In another paragraph they explain that SACOM apparently put exaggerated expectations in the ICTI’s Continuous Improvement Process (CIP), a three-tier process, which “is intended to move factories into full compliance with Chinese law over time,” so that they “move steadily toward eventual compliance.” However, “there is a firm requirement that all factories currently registered in the process must achieve ‘A’ level seal status by 30 June 2012, or one year after they register, whichever is later.” Interestingly, the highest class A only requires a limit of sixty-six hours per week, while they admit in their own CIP FAQ that it is merely their ultimate goal “to comply with Chinese law, which stipulates 40 regular hours per week plus a maximum of 36 hours per month of overtime, which translates to approximately 49 hours per week.
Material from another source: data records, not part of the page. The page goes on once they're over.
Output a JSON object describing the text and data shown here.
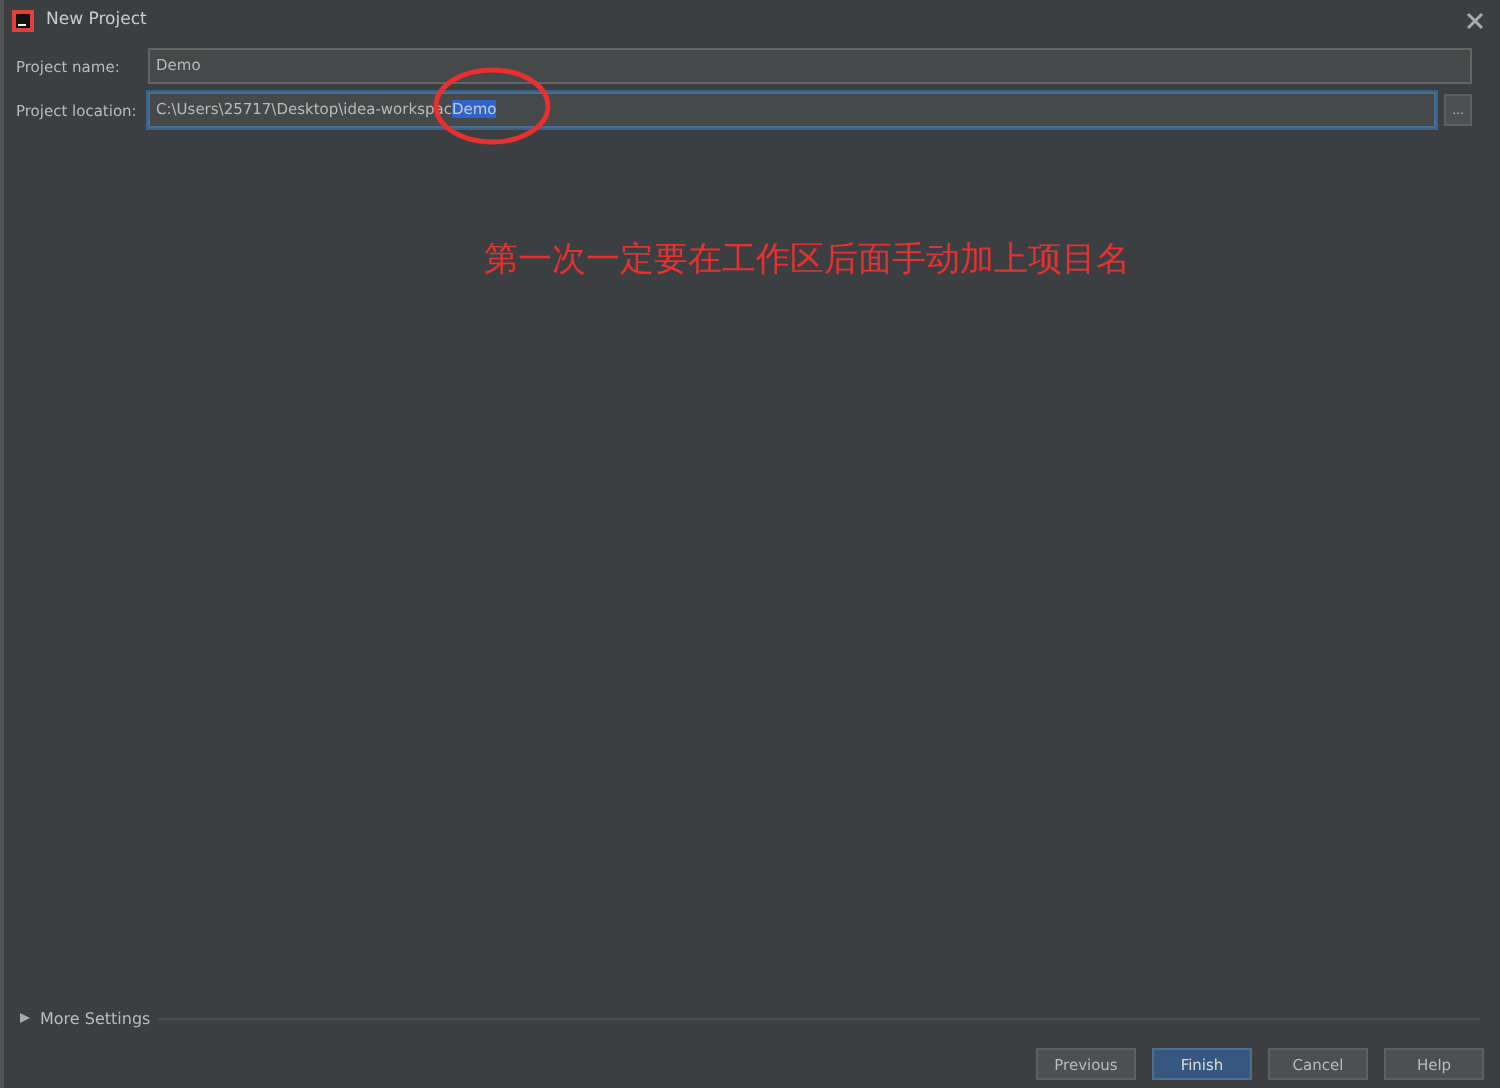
{
  "window": {
    "title": "New Project"
  },
  "fields": [
    {
      "label": "Project name:",
      "value": "Demo",
      "focused": false
    },
    {
      "label": "Project location:",
      "value": "C:\\Users\\25717\\Desktop\\idea-workspac",
      "selected_text": "Demo",
      "focused": true,
      "browse": "..."
    }
  ],
  "annotation": {
    "text": "第一次一定要在工作区后面手动加上项目名"
  },
  "more_settings": {
    "label": "More Settings",
    "expanded": false
  },
  "buttons": [
    {
      "label": "Previous",
      "default": false
    },
    {
      "label": "Finish",
      "default": true
    },
    {
      "label": "Cancel",
      "default": false
    },
    {
      "label": "Help",
      "default": false
    }
  ]
}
Under certain conditions, provincial and local governments may permit longer hours. ”
It should be noted that these are the specifications for the highest compliance class. The lowest conditional class allows for “weekly working hours above 72” under the condition that the “factory must have in place an agreed corrective action plan (CAP) to progressively reduce to less than 66 hours no later than June 30, 2012.”
Update 2011-10-31 21:42Z: Today I received the answer. The C simply stands for Certificate and appears to be remnant of bygone times, since they immediately added that the ICTI CARE Process did not award certificates but seals of compliance. They said that the number of factories achieving class A and B were increasing according to a certain survey-based report. The seal classes, however, are not publicly listed but have to be individually requested from the factories. I haven’t found out what this report is, or whether it is public. I’ll also try to find out about the crucial differences between certificates and seals of compliance.
So even if ICTI CARE audits are more than mere smoke and mirrors, and even if the foundation, in fact, lives up to the standards it espouses, then these standards are still a far cry from humane working conditions.
Besides the third-party vendors, Hasbro also operates its own factories in Massachusetts and Waterford, Ireland. Let’s hope that when they actually start to produce show-accurate ponies, they’ll come from one of those factories.